Until later on this evening I went back on Facebook, and behold, the first picture I saw was of a woman called Comfort Dondo.
She is my Facebook friend. But she is more than just a Facebook friend to me. I know her. We went to the same High School in Zimbabwe. She now lives in the USA with her three young children, who are very beautiful by the way. Comfort is an advocate for abused women and the founder of Phumalani Minnesota African Women Against Violence.
When I saw her picture, my eyes welled up, I felt so many emotions at once. Everything I was feeling before was described in her picture. I felt pain, I felt suffering, I felt sadness, I felt injustice but I also felt strength, I felt perseverance, I felt faith and I felt beauty. Looking at Comfort’s picture, I felt violated but I also felt victorious. Comfort’s picture was without a doubt one of the most powerful pictures of a black woman I have ever seen. Something about it deeply resonated with me.
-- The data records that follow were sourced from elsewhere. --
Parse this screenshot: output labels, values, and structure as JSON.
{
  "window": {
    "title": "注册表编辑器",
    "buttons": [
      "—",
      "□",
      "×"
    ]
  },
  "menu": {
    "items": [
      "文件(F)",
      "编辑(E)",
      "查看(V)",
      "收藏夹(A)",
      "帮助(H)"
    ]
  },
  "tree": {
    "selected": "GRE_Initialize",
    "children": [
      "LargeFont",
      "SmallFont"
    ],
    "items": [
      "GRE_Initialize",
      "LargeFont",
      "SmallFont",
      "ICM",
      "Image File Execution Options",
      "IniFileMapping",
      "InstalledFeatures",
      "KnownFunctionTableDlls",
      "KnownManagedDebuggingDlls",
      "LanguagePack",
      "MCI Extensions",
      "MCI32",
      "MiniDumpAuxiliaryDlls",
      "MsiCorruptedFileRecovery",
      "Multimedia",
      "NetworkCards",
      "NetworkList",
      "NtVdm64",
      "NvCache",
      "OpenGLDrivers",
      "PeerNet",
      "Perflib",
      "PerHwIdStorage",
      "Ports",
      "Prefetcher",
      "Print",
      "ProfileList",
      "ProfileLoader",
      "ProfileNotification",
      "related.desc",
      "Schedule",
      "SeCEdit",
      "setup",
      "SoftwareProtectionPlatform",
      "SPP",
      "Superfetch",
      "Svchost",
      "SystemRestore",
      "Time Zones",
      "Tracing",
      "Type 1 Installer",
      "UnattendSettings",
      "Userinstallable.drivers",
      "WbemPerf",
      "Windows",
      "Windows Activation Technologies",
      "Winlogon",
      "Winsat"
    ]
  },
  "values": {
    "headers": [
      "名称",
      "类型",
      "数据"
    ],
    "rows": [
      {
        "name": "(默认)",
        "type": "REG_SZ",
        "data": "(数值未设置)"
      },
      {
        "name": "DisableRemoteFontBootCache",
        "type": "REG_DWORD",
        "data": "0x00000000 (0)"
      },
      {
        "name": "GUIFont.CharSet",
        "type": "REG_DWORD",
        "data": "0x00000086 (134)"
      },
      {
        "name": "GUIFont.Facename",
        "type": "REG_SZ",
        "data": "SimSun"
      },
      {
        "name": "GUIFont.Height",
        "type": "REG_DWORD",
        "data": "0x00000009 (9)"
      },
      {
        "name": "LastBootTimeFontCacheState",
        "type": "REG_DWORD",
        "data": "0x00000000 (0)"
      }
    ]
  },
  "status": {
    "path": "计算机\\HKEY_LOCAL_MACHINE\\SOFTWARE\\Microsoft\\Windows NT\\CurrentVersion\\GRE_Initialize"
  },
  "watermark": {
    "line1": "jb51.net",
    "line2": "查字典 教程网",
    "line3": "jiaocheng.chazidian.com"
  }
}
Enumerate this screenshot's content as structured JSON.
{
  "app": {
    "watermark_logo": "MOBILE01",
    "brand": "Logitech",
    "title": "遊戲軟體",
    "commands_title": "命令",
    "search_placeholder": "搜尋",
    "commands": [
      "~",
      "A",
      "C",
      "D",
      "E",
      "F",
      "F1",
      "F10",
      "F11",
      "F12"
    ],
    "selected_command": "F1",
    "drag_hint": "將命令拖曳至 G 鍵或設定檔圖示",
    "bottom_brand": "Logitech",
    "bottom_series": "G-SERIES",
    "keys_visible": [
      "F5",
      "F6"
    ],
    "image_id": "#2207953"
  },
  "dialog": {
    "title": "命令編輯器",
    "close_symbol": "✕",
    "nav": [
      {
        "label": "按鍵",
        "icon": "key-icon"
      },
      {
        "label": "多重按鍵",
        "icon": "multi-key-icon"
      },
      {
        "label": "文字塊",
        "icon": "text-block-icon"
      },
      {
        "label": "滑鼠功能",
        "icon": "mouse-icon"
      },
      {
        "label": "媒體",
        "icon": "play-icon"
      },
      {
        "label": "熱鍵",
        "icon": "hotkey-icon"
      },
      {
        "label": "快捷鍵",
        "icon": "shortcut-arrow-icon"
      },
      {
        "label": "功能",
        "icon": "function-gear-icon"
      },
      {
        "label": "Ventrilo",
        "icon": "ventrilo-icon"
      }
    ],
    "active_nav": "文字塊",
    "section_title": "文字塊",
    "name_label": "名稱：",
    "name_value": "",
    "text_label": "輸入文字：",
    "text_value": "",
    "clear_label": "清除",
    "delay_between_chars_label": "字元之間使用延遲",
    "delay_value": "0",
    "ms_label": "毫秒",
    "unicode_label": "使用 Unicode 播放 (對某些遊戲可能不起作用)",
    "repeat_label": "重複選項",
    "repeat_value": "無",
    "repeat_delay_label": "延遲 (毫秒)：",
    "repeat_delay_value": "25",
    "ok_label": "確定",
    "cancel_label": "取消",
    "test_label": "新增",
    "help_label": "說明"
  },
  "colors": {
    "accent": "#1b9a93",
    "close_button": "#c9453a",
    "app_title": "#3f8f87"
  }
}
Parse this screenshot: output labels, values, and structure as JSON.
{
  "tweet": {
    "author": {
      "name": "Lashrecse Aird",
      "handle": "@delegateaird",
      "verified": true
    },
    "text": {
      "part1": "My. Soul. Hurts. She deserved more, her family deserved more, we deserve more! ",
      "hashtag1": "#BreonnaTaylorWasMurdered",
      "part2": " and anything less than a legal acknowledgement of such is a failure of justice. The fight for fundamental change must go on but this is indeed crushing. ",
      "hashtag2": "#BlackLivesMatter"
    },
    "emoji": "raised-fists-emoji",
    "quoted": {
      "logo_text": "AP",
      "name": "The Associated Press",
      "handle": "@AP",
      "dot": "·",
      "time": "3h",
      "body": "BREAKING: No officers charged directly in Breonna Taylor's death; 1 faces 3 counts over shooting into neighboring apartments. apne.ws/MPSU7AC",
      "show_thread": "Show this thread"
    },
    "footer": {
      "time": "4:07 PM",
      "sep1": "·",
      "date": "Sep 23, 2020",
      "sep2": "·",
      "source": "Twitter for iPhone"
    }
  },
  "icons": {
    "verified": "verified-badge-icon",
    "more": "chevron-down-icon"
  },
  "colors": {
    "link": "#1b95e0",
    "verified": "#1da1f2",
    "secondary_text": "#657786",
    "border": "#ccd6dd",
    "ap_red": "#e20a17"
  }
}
I saw a woman determined to make it no matter what stones are thrown at her. I saw a woman who is saying to the world, no no I won’t cry. I saw a woman who has no choice but to hold back her pain and her emotions because the world has taught her that a black woman has to smile, even when she’s being hurt and crying inside.
I saw a black Queen who doesn’t have her black King to defend and protect her. Yes, I have been there, when my own husband had to take the side of all my enemies, and I stood alone being stoned, my foes being assisted in the stoning by the man who was supposed to defend and protect me.
One woman compared Comfort’s iconic picture to the late Winnie Mandela, and I could not help but agree. Comfort resembled the mother of Africa Winnie Mandela, not just in looks and beauty, but in emotion too. Then I became even more emotional because I loved Winnie Mandela. When Mama Winnie Mandela died earlier this year, I remember watching the breaking news of her death on Western media, where Winnie Mandela was being labelled as a villain by a panel of white people. They were saying something about how she killed people and wronged Nelson Mandela. It’s when they said Nelson Mandela was right to divorce her, that I just switched off the TV, I could not watch anymore.
I was upset about it for days, seeing one of the most beautiful bravest black woman in the world portrayed by the west as some sort of evil woman. I wanted to write a tribute article about Mama Winnie Mandela, but each time I tried to write I would be too emotional to write. I wanted to say it all, how Mama Winnie was betrayed by her own husband Nelson Mandela, at the expense of white people. She was so wronged on every level. A black heroine who was robbed off her legacy by her own husband, the most painful betrayal ever. She watched her husband get the hero status that was rightfully hers too. Even in her death, I felt her pain.
As I looked at Comfort’s picture today, I felt some sort of healing and comfort not just about Serena Williams and Winnie Mandela. But her picture comforted me, as a black woman who once endured the pain of being betrayed by the men who are supposed to protect me.
Kirsty Coventry maybe the most trending Zimbabwean woman on social media, but for me, if there was any justice in this world, in my own world, Comfort Dondo was my heroine today. She may not have all the privileges of this world, especially by Zimbabwean standards, but her picture spoke a thousand words and captured the untold story of every black strong powerful woman.
So chin up Serena Williams, we are your sisters, we got your back. We are black women and like you said we will get through this. We are black women, we always overcome. Strength is in our DNA sweetheart.